I’ve been through six postponements for the trial of my son’s murderers and each time I go to court it hurts. What often gets lost in cases where someone is killed is the actual strain on the victim’s family. The focus turns to the criminal rather than the victim. That must stop. Cases such as my son’s murder are dynamic and are to not be treated with anything but the highest regard. It’s good to see that you are beginning the process to look at the surrounding issues of our criminal justice system.  Just keep in mind the major toll all of this takes on the families who lose a loved one to violence.”

John Roman is a researcher at the Urban Institute, a non-partisan research institute in Washington, D.C. In 2007, Mr. Roman completed a study of the costs of Maryland’s death penalty and found that the death penalty has cost the state more than $186 million over and above the costs of the system had life without parole been the highest punishment. Mr. Roman explained the study to the commission, including the findings that each death sentence costs $3 million – or $1.9 million more than a comparable case that does not end in the death penalty, even when the costs of incarceration are taken into account.

Cost study available at:

Andy Sonner was a state’s attorney for Montgomery County for nearly 30 years before becoming a judge for Maryland’s Court of Special Appeals. Judge Sonner testified that he tried diligently to apply the death penalty in a fair and rational manner during his three decades in office. He sought the death penalty half a dozen times and secured two death sentences as a prosecutor. Both death sentences were ultimately reversed.

Judge Sonner testified that his experience trying to apply the law convinced him that it was a waste of law enforcement resources and that it is impossible to create a death penalty that is evenly applied. He testified that prosecutors are influenced by a host of competing factors and pressures when determining which cases should be death cases, and that this creates arbitrariness in sentencing that simply cannot be reconciled with the need for consistency and fairness.

Our system invests an individual prosecutor with unfettered discretion to make that decision. I now believe that to do so rationally and fairly is beyond human capabilities. The time has come for Maryland to abandon a relic from earlier less sensitive times and free the prosecutors from the impossible task of trying to call for capital punishment fairly.”

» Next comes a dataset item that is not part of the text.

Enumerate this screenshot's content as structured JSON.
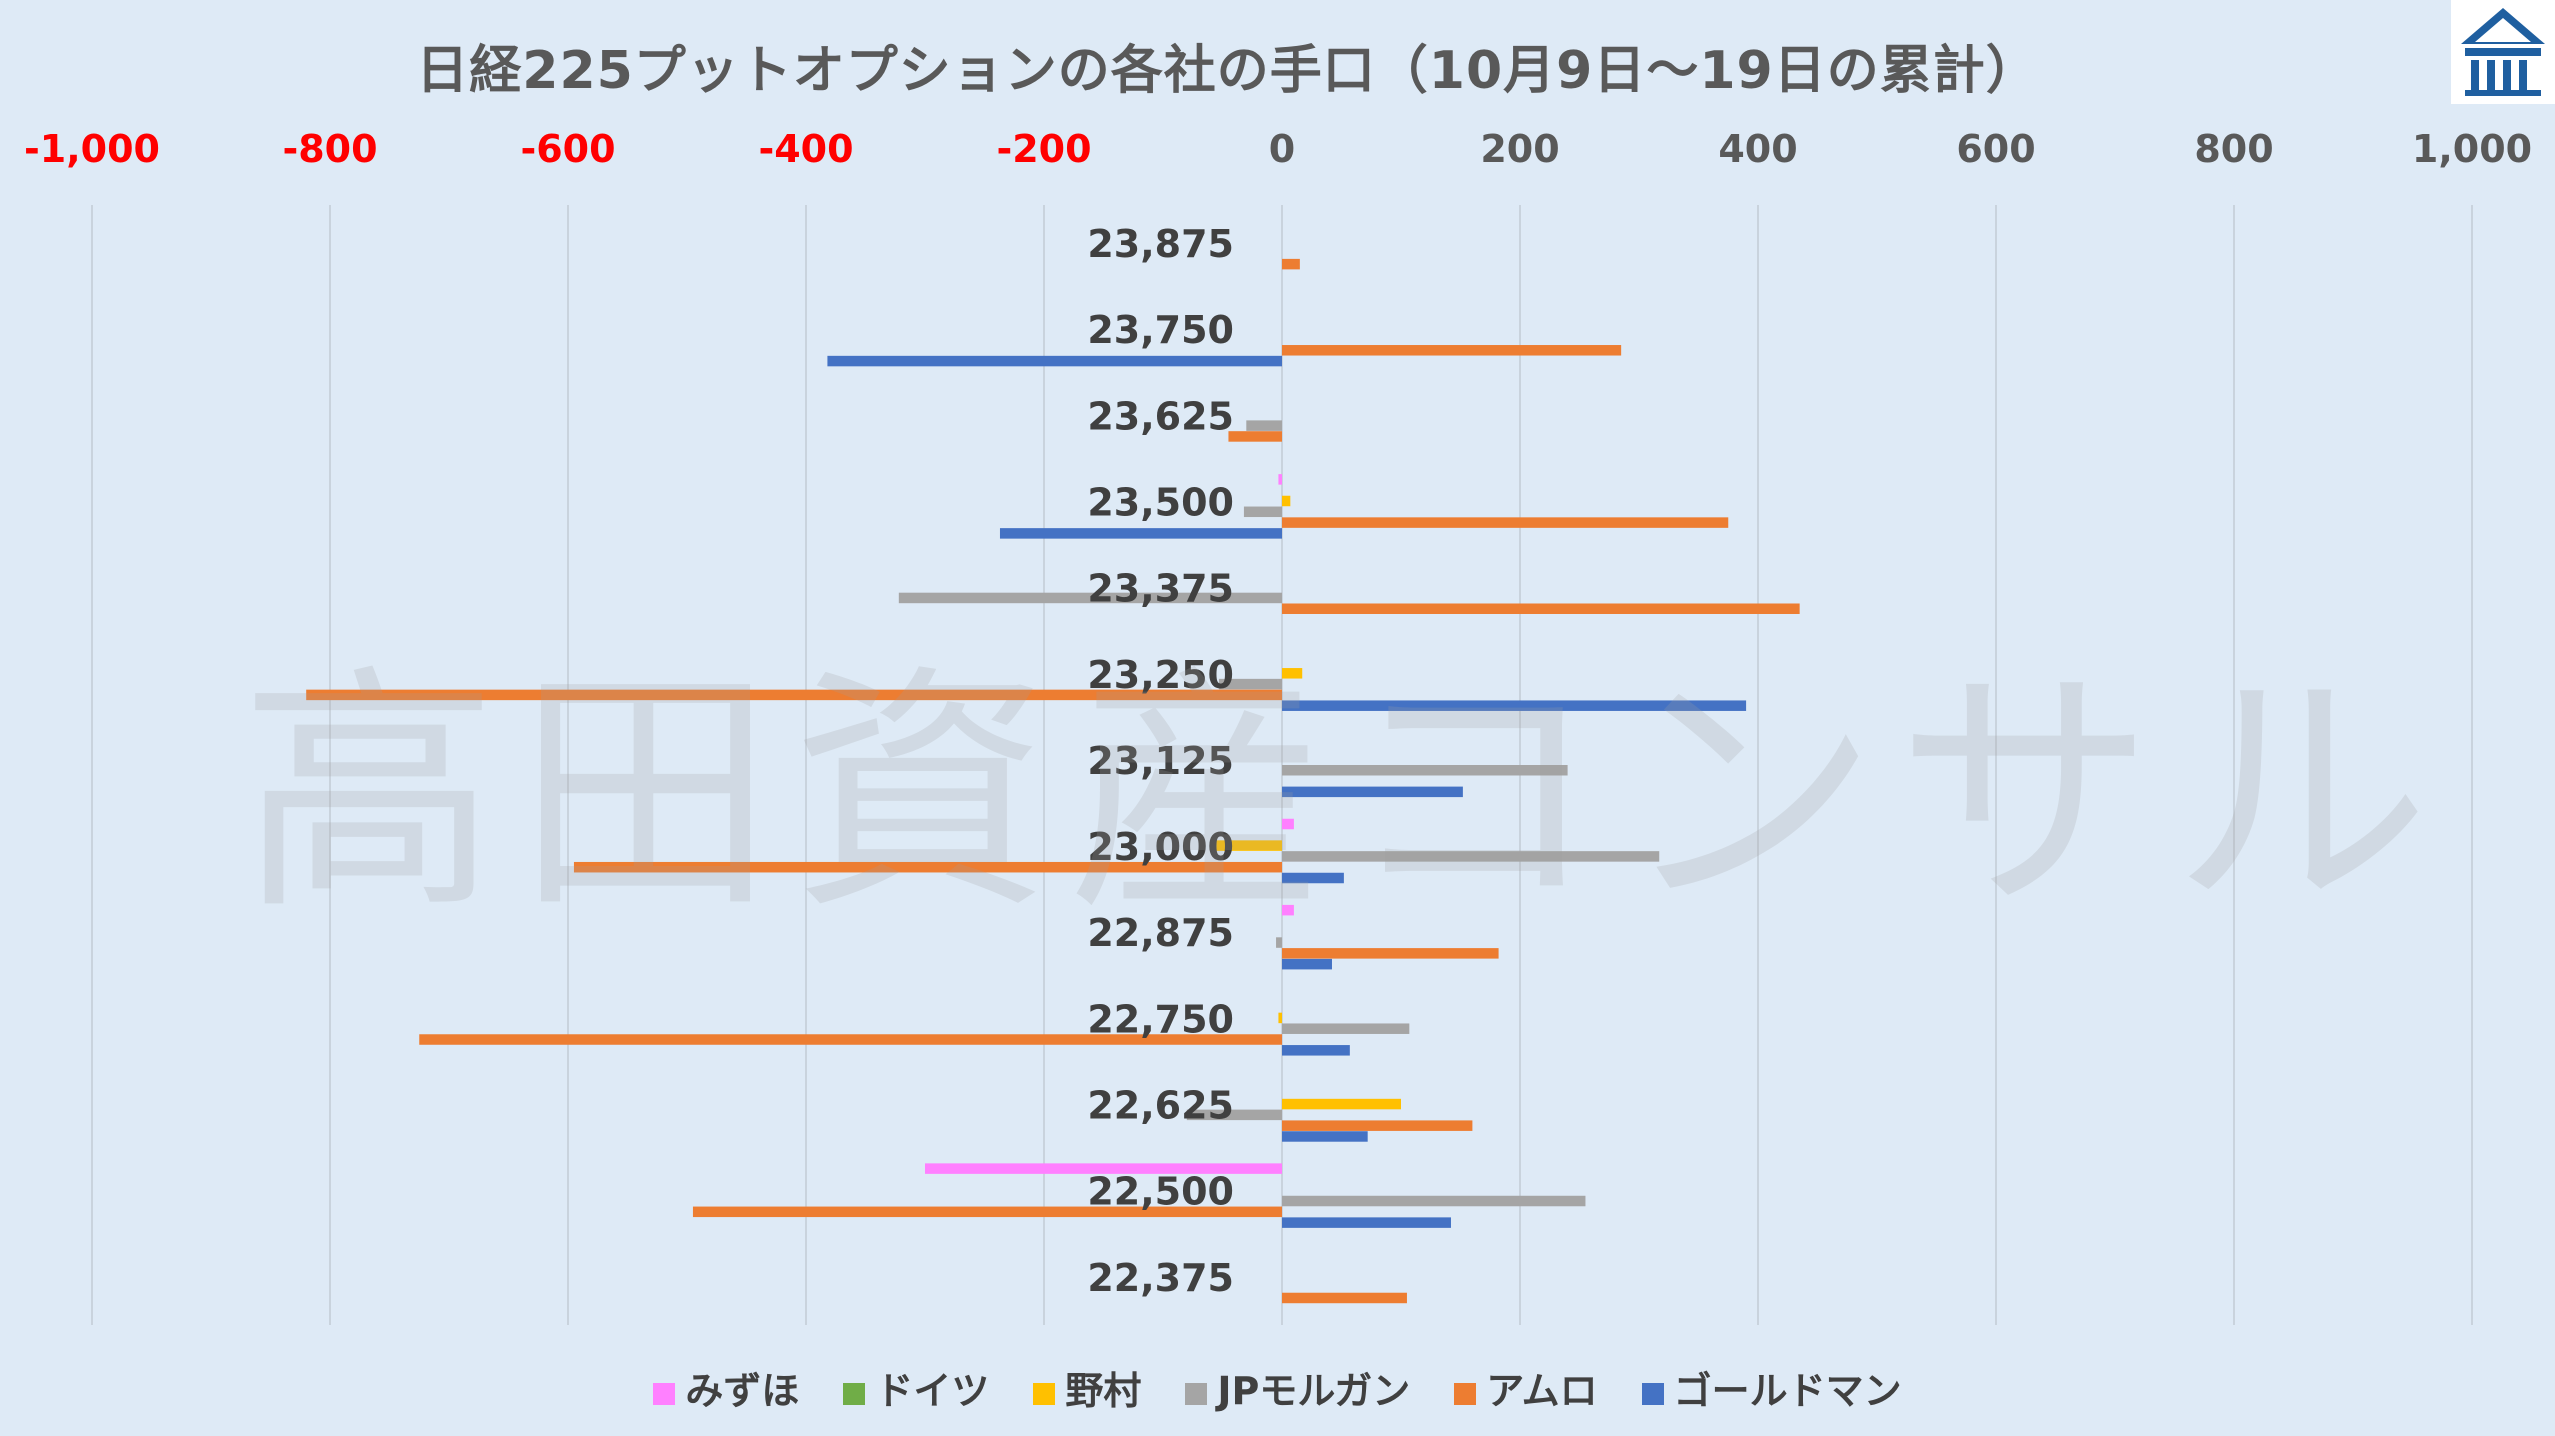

Judy Catterton is a former prosecutor from Montgomery County and a defense attorney who has worked on several Maryland death penalty cases. Having seen the system from both sides, she testified about the difficulties of carrying out the death penalty as a prosecutor and making the rational determination about when to seek the death penalty. She also testified about the differences in some of the cases she defended and saw as a prosecutor. Comparing the first and last death case she worked on, she noted that there was no rationale explanation for why one of them resulted in a life sentence and the other in an execution.

Every lawyer knows in their heart of heart that there is no such thing as an error-free trial. As a prosecutor I tried hundreds or more cases. The chances are overwhelming that somewhere along the way I convicted an innocent man or made a mistake in the degree of a defendant’s involvement. In death cases we want a system that will be fair and error free. We can’t have it.”